There was a special group of men and woman who called themselves the Chess club, and after the disaster, still called themselves the Chess club.  They were not moved by disaster, they were not changed by strife. The twelve or so of them sat at their usual tables at their usual bar in the middle of the surrounding chaos. They took to each other’s company laughing and delighting in each other’s fellowship. One topic of conversation they sometimes stumbled into was, being now used to the darkness, daylight would probably be just as violent as the storm. They entertained the irony of it all with great delight. Another spot of humor they often revisited was the convenience of being in a place of social stagnation. “It makes keeping up with the news a lot easier, nothing’s new.” The rest of the community disapproved of the union. They expressed their dissatisfaction,  disturbed with the thought that people could laugh in such trying times.

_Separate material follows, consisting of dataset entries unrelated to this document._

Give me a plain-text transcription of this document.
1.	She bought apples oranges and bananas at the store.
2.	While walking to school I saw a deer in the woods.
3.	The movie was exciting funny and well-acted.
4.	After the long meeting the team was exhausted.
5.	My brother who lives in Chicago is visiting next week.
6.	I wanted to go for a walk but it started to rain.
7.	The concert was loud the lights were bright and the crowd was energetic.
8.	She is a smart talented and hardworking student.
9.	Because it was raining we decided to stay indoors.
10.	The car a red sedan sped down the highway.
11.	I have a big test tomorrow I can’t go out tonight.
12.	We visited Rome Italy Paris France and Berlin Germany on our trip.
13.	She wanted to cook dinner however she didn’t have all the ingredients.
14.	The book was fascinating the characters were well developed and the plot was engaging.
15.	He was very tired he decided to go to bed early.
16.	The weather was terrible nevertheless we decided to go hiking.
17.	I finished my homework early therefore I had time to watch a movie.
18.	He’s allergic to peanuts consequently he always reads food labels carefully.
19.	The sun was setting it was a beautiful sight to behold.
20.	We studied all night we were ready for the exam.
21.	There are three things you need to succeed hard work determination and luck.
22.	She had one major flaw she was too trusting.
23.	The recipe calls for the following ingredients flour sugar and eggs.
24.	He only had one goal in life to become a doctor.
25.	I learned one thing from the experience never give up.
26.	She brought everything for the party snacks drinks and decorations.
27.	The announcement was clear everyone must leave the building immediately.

The group would sit around basking in all the heaven of ambient sounds while playing chess tournaments. They were, in every deliberate action, the subtle difference between being held captive and being confined to a space. To know such peace often means being void of much understanding. Yet, collectively they returned to the bliss of ignorance equipped with all the faculties of knowledge. What a special bunch indeed.

What was left of vegetation was dwindling and the price of meat rose to unimaginable heights. Where the people were hungriest, however, was spirit. They lost their faith, they let go of their dreams, and they saw impracticality in the place of love.  Their entire world, outside of the people and now within them, was left without light.

One humble lamp shone on the darkness however. The Chess club played on in the darkness.  The depressing times and crowd outside pressed hard outside their doors. They were begging to enter and corrupt their world. With no consolation of rescue they looked to each other to find some saving grace in the uncertainty. Patient pilgrims, holding the other up and keeping each other grounded.  When one would falter, the other one would pick him up, reminding him that enigma does not have to mean despair. A bleak future does not mean a present devoid of joy. They came to the understanding that the conditions of their lives were not their choice, but their attitudes indeed were. They reminded each other to focus on their games and not to dwell in the unknown as the others did.

They chose to play in the darkness until daylight comes.

The manuscript ends here. Further investigations of the site are currently ongoing.